In their estate, the Hiebers set aside a share of their Trust to establish a need-based scholarship fund at Ohio University – $430,000 of which has already been received by The Ohio University Foundation. The remainder of the funds is expected soon. The scholarship fund will support the Ohio University Urban Scholars Program. The mission of the Urban Scholars Program is to provide scholarships for students graduating from urban school districts – including Akron and Cleveland, the Hiebers' hometowns – who demonstrate academic achievement and financial need. Preliminary goals include recruiting and supporting 10 Urban Scholars who will begin classes in the fall of 2005 and eventually supporting 100 new scholars annually by providing support for tuition and fees.

"This program is designed to target that tier of students who sometimes get missed as universities compete for the top percentage of members of underrepresented student populations," said Roderick McDavis, president of Ohio University. "This approach allows us to focus on some of our diversity challenges in a unique way. By offering scholarships to students from Ohio's inner cities who really want to go to college and want the opportunity to succeed, we renew our commitment to promoting an atmosphere where understanding and accepting cultural differences is a top priority."

"Ohio University is committed to making positive changes for all of our students. The goal of this particular Program is to enhance the collegiate experience for our students hailing from urban centers, which will benefit all students by better preparing them to enter a diverse workforce," said Leonard Raley, vice president for University Advancement.

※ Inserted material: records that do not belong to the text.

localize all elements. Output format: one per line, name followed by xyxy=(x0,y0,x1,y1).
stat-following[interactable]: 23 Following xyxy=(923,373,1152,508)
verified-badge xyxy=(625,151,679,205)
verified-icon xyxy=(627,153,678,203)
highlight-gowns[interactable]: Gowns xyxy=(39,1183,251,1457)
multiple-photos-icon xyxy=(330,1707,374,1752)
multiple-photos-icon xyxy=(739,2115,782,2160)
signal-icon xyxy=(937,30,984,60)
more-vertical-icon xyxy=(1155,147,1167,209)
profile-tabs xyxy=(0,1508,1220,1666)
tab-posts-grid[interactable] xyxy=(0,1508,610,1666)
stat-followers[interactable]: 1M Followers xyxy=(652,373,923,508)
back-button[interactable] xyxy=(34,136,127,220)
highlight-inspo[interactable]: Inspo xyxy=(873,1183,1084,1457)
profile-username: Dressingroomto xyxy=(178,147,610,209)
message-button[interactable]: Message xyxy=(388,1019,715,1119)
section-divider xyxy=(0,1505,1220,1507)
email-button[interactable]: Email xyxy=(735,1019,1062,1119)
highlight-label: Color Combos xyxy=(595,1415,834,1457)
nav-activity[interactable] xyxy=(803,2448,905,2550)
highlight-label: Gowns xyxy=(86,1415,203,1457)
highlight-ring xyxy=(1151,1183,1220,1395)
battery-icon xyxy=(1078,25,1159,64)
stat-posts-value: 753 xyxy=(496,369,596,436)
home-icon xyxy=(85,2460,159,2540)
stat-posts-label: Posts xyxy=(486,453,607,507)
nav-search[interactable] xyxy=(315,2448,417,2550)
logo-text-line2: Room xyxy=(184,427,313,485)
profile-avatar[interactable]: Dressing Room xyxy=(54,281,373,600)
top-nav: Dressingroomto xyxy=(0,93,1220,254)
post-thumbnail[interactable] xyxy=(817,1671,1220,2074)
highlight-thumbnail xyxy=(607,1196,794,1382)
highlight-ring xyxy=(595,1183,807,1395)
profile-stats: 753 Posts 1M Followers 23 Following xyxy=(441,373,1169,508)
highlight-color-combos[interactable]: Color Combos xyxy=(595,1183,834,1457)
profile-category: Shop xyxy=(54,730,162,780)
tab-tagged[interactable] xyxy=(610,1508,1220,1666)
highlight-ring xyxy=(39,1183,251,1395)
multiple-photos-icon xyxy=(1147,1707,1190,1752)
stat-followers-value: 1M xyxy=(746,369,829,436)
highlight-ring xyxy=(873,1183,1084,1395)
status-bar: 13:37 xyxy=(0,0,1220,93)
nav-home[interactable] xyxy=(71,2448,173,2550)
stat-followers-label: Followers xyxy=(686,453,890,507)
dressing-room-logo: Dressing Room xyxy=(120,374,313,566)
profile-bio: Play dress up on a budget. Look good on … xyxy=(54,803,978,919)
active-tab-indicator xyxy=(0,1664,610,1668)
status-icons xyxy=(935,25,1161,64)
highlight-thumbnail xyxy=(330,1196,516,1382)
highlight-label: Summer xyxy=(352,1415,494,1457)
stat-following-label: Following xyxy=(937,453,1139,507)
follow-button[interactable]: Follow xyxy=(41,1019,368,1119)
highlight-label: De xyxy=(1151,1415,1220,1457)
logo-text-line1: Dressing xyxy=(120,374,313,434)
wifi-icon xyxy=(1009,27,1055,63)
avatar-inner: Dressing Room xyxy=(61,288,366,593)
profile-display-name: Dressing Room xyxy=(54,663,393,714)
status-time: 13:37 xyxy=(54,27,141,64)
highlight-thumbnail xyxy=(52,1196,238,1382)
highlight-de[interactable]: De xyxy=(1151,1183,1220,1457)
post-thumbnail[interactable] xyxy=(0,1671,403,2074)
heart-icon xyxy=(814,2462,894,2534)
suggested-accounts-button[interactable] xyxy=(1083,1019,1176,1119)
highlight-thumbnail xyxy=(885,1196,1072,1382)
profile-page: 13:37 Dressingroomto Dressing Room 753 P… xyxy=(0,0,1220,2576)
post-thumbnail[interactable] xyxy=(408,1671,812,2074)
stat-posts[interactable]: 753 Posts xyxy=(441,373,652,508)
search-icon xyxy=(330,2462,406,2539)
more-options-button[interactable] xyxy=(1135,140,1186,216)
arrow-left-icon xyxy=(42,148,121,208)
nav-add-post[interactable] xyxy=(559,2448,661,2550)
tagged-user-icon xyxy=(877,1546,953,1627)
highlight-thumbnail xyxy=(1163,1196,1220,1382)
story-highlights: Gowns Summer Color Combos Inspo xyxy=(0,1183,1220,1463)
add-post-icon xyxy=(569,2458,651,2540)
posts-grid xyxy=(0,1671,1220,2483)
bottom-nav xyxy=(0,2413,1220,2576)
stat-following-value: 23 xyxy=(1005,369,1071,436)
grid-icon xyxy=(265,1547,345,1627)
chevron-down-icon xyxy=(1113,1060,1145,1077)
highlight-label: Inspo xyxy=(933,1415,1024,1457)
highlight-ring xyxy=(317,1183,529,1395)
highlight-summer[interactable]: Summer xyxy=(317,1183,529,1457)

Chartered in 1804, Ohio University is fully accredited by the North Central Association of Colleges and Schools at bachelor's, master's and doctoral levels. Students come from every state in the union and 100 different countries. Presently enrolling more than 29,000 students on the Athens campus and five regional campuses, Ohio University offers 285 undergraduate majors through 10 academic colleges and the Center for International Studies. The University also offers master's degrees in nearly all areas, 20 doctoral degrees and a doctoral degree in osteopathic medicine.

The Ohio University Foundation is the repository for all private gifts through annual giving programs, capital, and special campaigns and planned or deferred gifts. The Foundation is an institutionally related, non-profit, tax-exempt, 501c(3) organization.